According to the South China Morning Post, there are about 50,000 merchant vessels in the world, and each vessel has an average crew of 22 people. The BBC reported there are currently 1.6 million seafarers caught in limbo.
Typically, at the end of any given month, 100,000 sailors complete their contracts and are replaced by new workers flown to ships “at far flung ports,” according to the Wall Street Journal’s Costas Paris.
During the current crisis, though, that hasn’t been able to happen.
Since these workers are living in close quarters without much access to protective equipment, they’re seen as potential coronavirus carriers.
By April, China had prevented foreigners from entering the country, and Greece, a gateway for cargo into Europe, banned workers from taking shore leave or ships from changing crews.
Some nations are easing restrictions, including Spain, which designated seafarers as essential workers. India announced it would let crews change, but only if they were Indian.
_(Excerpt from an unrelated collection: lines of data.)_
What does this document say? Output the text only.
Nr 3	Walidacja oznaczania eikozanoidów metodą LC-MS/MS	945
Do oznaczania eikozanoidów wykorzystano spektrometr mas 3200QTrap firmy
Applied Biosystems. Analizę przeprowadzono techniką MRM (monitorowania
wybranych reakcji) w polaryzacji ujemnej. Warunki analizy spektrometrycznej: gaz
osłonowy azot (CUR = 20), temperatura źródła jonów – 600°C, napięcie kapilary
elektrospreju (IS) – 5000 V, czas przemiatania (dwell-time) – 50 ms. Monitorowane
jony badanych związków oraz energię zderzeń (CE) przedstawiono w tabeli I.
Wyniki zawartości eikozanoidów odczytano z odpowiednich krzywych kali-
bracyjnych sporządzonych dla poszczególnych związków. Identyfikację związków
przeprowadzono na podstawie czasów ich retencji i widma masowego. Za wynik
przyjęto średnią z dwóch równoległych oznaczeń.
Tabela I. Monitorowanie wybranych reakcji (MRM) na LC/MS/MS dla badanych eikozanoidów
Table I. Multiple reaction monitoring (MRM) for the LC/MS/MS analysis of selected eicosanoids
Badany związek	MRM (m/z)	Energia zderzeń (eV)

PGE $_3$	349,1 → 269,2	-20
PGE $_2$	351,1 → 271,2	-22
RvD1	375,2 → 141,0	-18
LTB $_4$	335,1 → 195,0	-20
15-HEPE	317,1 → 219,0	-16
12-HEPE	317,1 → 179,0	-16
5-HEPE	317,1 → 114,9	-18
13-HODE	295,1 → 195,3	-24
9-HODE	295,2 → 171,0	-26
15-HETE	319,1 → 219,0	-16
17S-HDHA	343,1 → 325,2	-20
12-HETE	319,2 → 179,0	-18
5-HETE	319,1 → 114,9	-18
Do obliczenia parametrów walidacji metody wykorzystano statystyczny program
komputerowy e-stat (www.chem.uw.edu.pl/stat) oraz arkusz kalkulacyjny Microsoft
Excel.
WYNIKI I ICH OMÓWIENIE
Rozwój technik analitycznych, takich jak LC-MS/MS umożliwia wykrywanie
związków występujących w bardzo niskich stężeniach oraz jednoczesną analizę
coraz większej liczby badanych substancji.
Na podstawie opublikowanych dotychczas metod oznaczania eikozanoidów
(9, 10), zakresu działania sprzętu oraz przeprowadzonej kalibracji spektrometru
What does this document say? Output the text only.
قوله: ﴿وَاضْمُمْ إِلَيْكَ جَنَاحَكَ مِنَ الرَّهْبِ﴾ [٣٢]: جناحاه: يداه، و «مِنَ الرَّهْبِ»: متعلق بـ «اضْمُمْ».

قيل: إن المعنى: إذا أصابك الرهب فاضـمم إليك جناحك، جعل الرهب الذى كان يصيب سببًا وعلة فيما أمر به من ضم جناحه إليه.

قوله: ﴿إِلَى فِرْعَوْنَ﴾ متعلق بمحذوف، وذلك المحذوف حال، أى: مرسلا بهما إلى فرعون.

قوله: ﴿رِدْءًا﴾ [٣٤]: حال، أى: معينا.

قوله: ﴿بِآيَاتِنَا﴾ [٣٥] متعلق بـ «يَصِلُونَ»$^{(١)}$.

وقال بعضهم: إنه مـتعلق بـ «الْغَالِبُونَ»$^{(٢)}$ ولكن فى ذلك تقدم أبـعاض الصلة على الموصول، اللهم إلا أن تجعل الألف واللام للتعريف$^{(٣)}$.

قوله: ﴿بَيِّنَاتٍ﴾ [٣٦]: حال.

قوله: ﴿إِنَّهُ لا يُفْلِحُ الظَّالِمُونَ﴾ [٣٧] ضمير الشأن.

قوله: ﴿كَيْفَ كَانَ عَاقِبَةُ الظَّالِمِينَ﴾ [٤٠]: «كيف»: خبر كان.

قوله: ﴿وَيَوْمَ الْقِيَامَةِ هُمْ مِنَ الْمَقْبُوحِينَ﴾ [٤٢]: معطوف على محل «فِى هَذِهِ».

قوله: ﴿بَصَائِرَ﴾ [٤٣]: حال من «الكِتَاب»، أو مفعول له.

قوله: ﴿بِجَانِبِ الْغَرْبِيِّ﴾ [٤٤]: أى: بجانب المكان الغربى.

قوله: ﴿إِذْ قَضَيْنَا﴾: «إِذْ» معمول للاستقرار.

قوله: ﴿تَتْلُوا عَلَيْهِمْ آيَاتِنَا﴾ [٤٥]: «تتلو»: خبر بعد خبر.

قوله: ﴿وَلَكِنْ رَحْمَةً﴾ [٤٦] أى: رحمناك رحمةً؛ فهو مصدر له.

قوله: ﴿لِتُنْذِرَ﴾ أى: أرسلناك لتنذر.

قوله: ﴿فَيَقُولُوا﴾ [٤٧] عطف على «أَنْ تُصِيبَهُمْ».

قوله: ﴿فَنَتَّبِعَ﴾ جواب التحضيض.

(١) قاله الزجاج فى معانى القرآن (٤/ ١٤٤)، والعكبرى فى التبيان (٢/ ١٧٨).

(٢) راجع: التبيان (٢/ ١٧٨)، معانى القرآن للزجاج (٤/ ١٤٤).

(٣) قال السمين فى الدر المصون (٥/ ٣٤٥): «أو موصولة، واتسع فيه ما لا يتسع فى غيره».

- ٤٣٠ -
These extended voyages are likely to put additional pressure on cargo crews, a sector already facing mental health issues: A 2019 comprehensive Yale University study of 1,572 sailors found that, over a two-week period, 25% of them reported depression, 20% had contemplated suicide or self-harm, and 17% experienced anxiety.
Low job satisfaction, harsh work environments, and inadequate training were cited as contributing factors.
Having contracts extended without a choice, and the uncertainty of when they will have shore leave again, could exacerbate the problem.
For those who aren’t continuing to work, the alternative – being stuck in a hotel without wages and the difficulty of getting flights home – is not much better.
“The longer this drags on without people being relieved, the more pressure will build up and, at some point, that pressure might boil over,” Bjorn Hojgaard, head of the Anglo-Eastern Univan Group, a firm that manages about 600 vessels, told the Morning Post.